Beyond the fantastic display of athleticism, determination and sportsmanship, Willstrop’s victory speech was perhaps the most eloquent and sincere I’ve ever heard. Willstrop needed no notes to thank the many people who helped him earn the 2010 Tournament of Champions title. He started with an apology, joking that it had been some time since he had won a tournament, and he wasn’t sure when it would happen again. The theme of his comments was that his victory was not a product of a single player performing brilliantly that night, rather the product of literally two decades of hard work, and sacrifice by him, his family, and many other coaches, trainers and supporters. His victory was as much theirs. He repeated over and over, “we’ve worked so hard for this.”

While we hear this type of speech in one form or another after most competitions, they almost always seem like nothing more than platitudes. But this one was different. Perhaps it is because I really do believe that right now, earning a living in professional squash is as hard as it gets in sports, and I have a tremendous amount of respect for those who try. More than this though, was that you could tell he really meant what he said, and in today’s world of instant “American Idol” fame, I found it very refreshing to hear someone who, arguably on that night, was the best in the world, truly valued and appreciated the work and sacrifice of all the others who helped to get him to that point in his life.

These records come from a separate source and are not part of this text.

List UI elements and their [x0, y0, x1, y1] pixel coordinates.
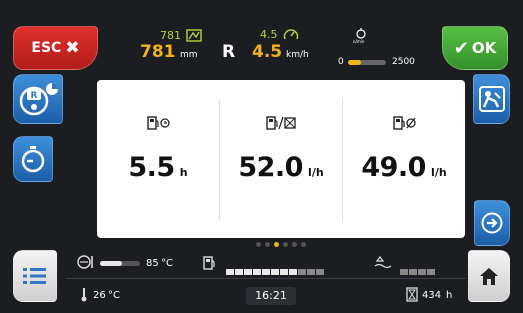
fuel-time-unit: h [179, 166, 188, 179]
adblue-level-bar [400, 260, 436, 275]
fuel-rate-value: 52.0 l/h [220, 152, 342, 183]
home-button[interactable] [468, 250, 510, 302]
level-segment [418, 269, 426, 275]
fuel-rate-number: 52.0 [238, 152, 303, 183]
operating-hours-value: 434 [422, 290, 442, 301]
coolant-temp-bar [100, 261, 140, 266]
svg-text:R: R [31, 91, 38, 101]
engine-rpm-icon [356, 28, 366, 39]
stopwatch-icon [21, 146, 45, 173]
speed-unit: km/h [286, 50, 309, 60]
outside-temp-unit: °C [108, 290, 120, 301]
page-dot[interactable] [301, 242, 306, 247]
fuel-average-column: 49.0 l/h [343, 80, 465, 238]
esc-label: ESC [31, 40, 62, 56]
page-dot[interactable] [283, 242, 288, 247]
level-segment [271, 269, 279, 275]
coolant-temp-value: 85 [146, 258, 159, 269]
arrow-right-circle-icon [481, 212, 503, 234]
clock: 16:21 [246, 287, 296, 305]
level-segment [235, 269, 243, 275]
fuel-pump-average-icon [343, 116, 465, 133]
level-segment [400, 269, 408, 275]
fuel-average-value: 49.0 l/h [343, 152, 465, 183]
steering-settings-icon: R [19, 83, 58, 116]
ok-button[interactable]: ✔ OK [442, 26, 508, 70]
fuel-pump-clock-icon [97, 116, 219, 133]
home-icon [480, 268, 498, 285]
status-bottom-strip: 85 °C 26 °C 16:21 434 h [66, 248, 466, 306]
rpm-icon-label: n/min [353, 39, 365, 44]
rpm-min: 0 [338, 57, 344, 67]
implement-height-setpoint: 781 [160, 29, 181, 42]
fuel-pump-area-icon [220, 116, 342, 133]
page-dot[interactable] [292, 242, 297, 247]
speed-setpoint: 4.5 [260, 28, 278, 41]
esc-button[interactable]: ESC ✖ [13, 26, 98, 70]
close-x-icon: ✖ [65, 38, 80, 58]
fuel-rate-column: 52.0 l/h [220, 80, 342, 238]
coolant-temp-icon [77, 255, 93, 269]
rpm-max: 2500 [392, 57, 415, 67]
gear-indicator: R [222, 42, 236, 62]
fuel-time-number: 5.5 [128, 152, 175, 183]
page-dot[interactable] [265, 242, 270, 247]
operating-hours-unit: h [446, 290, 453, 301]
fuel-average-number: 49.0 [361, 152, 426, 183]
level-segment [316, 269, 324, 275]
level-segment [298, 269, 306, 275]
cab-settings-button[interactable] [473, 74, 510, 124]
level-segment [409, 269, 417, 275]
next-page-button[interactable] [474, 200, 510, 246]
rpm-bar [348, 60, 386, 65]
fuel-time-value: 5.5 h [97, 152, 219, 183]
power-steering-button[interactable]: R [13, 74, 63, 124]
level-segment [307, 269, 315, 275]
speed-value: 4.5 [252, 42, 283, 62]
implement-height-value: 781 [140, 42, 176, 62]
hour-glass-icon [406, 287, 418, 302]
speedometer-icon [283, 29, 299, 40]
level-segment [262, 269, 270, 275]
coolant-temp-bar-fill [100, 261, 122, 266]
outside-temp-value: 26 [93, 290, 106, 301]
level-segment [226, 269, 234, 275]
adblue-icon [374, 256, 392, 269]
level-segment [289, 269, 297, 275]
fuel-rate-unit: l/h [308, 166, 324, 179]
fuel-level-icon [203, 256, 215, 270]
bottom-separator [66, 278, 466, 279]
page-dot[interactable] [274, 242, 279, 247]
level-segment [244, 269, 252, 275]
implement-height-unit: mm [180, 50, 198, 60]
stopwatch-button[interactable] [13, 136, 53, 182]
level-segment [280, 269, 288, 275]
seat-steering-icon [478, 86, 505, 112]
menu-list-icon [23, 268, 46, 284]
thermometer-icon [81, 288, 87, 302]
menu-button[interactable] [13, 250, 57, 302]
status-top-strip: 781 781 mm R 4.5 4.5 km/h n/min 0 2500 [100, 26, 440, 76]
fuel-info-panel[interactable]: 5.5 h 52.0 l/h 49.0 l/h [97, 80, 465, 247]
ok-label: OK [471, 39, 497, 57]
checkmark-icon: ✔ [453, 37, 469, 59]
implement-height-icon [186, 29, 202, 42]
level-segment [253, 269, 261, 275]
fuel-average-unit: l/h [431, 166, 447, 179]
page-dot[interactable] [256, 242, 261, 247]
level-segment [427, 269, 435, 275]
rpm-bar-fill [348, 60, 362, 65]
coolant-temp-unit: °C [161, 258, 173, 269]
fuel-level-bar [226, 260, 325, 275]
fuel-time-column: 5.5 h [97, 80, 219, 238]
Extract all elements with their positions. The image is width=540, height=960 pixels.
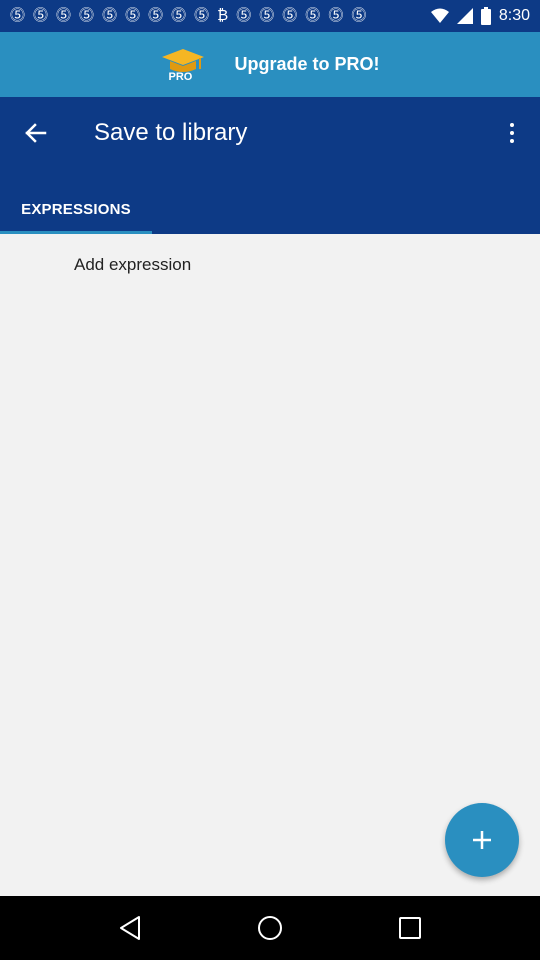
- notification-icons: ⓹ ⓹ ⓹ ⓹ ⓹ ⓹ ⓹ ⓹ ⓹ ₿ ⓹ ⓹ ⓹ ⓹ ⓹ ⓹: [10, 6, 366, 26]
- pinterest-icon: ⓹: [33, 7, 49, 24]
- upgrade-banner[interactable]: PRO Upgrade to PRO!: [0, 32, 540, 97]
- battery-icon: [480, 7, 491, 25]
- status-bar: ⓹ ⓹ ⓹ ⓹ ⓹ ⓹ ⓹ ⓹ ⓹ ₿ ⓹ ⓹ ⓹ ⓹ ⓹ ⓹ 8:30: [0, 0, 540, 32]
- pinterest-icon: ⓹: [236, 7, 252, 24]
- plus-icon: [473, 831, 491, 849]
- list-item-label: Add expression: [74, 255, 192, 274]
- nav-home-icon: [258, 916, 282, 940]
- pinterest-icon: ⓹: [10, 7, 26, 24]
- add-expression-item[interactable]: Add expression: [0, 234, 540, 296]
- app-bar: Save to library EXPRESSIONS: [0, 97, 540, 234]
- nav-recents-icon: [399, 917, 421, 939]
- pinterest-icon: ⓹: [194, 7, 210, 24]
- add-button[interactable]: [445, 803, 519, 877]
- wifi-icon: [430, 8, 449, 23]
- nav-back-icon: [120, 916, 140, 940]
- pinterest-icon: ⓹: [56, 7, 72, 24]
- pinterest-icon: ⓹: [79, 7, 95, 24]
- pinterest-icon: ⓹: [102, 7, 118, 24]
- page-title: Save to library: [94, 119, 248, 146]
- pinterest-icon: ⓹: [305, 7, 321, 24]
- pro-logo-text: PRO: [168, 70, 193, 83]
- bitcoin-icon: ₿: [217, 7, 229, 24]
- back-button[interactable]: [14, 111, 58, 155]
- more-vert-icon-dot: [510, 139, 514, 143]
- pinterest-icon: ⓹: [125, 7, 141, 24]
- overflow-menu-button[interactable]: [496, 111, 528, 155]
- nav-home-button[interactable]: [240, 898, 300, 958]
- back-arrow-icon: [25, 123, 47, 143]
- pinterest-icon: ⓹: [351, 7, 367, 24]
- pro-logo-icon: PRO: [160, 45, 206, 85]
- pinterest-icon: ⓹: [259, 7, 275, 24]
- tab-label: EXPRESSIONS: [21, 200, 131, 218]
- nav-recents-button[interactable]: [380, 898, 440, 958]
- pinterest-icon: ⓹: [148, 7, 164, 24]
- more-vert-icon-dot: [510, 131, 514, 135]
- system-nav-bar: [0, 896, 540, 960]
- nav-back-button[interactable]: [100, 898, 160, 958]
- signal-icon: [456, 8, 473, 24]
- clock: 8:30: [498, 7, 530, 24]
- pinterest-icon: ⓹: [328, 7, 344, 24]
- tab-expressions[interactable]: EXPRESSIONS: [0, 184, 152, 234]
- upgrade-title: Upgrade to PRO!: [234, 54, 380, 74]
- system-status: 8:30: [430, 6, 530, 26]
- pinterest-icon: ⓹: [282, 7, 298, 24]
- pinterest-icon: ⓹: [171, 7, 187, 24]
- more-vert-icon: [510, 123, 514, 127]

Just about every squash player I know feels that this sport is the best, bar none. People young and old, amateur and professional, play for the love of the game and the relationships they have because of it. Maybe that’s why James has worked so hard for 20 years to achieve what he has—for the love of the game, or maybe to try to repay the people in his life for their sacrifice. It certainly isn’t for the money, and it’s not the fame. And maybe that’s why the Tournament of Champions, at Grand Central, holds such a special place in the hearts of the professionals and fans alike. For one week each year, squash takes what we believe to be its rightful place in sports, as one of the most spectacular events at one of the most visible venues in the world.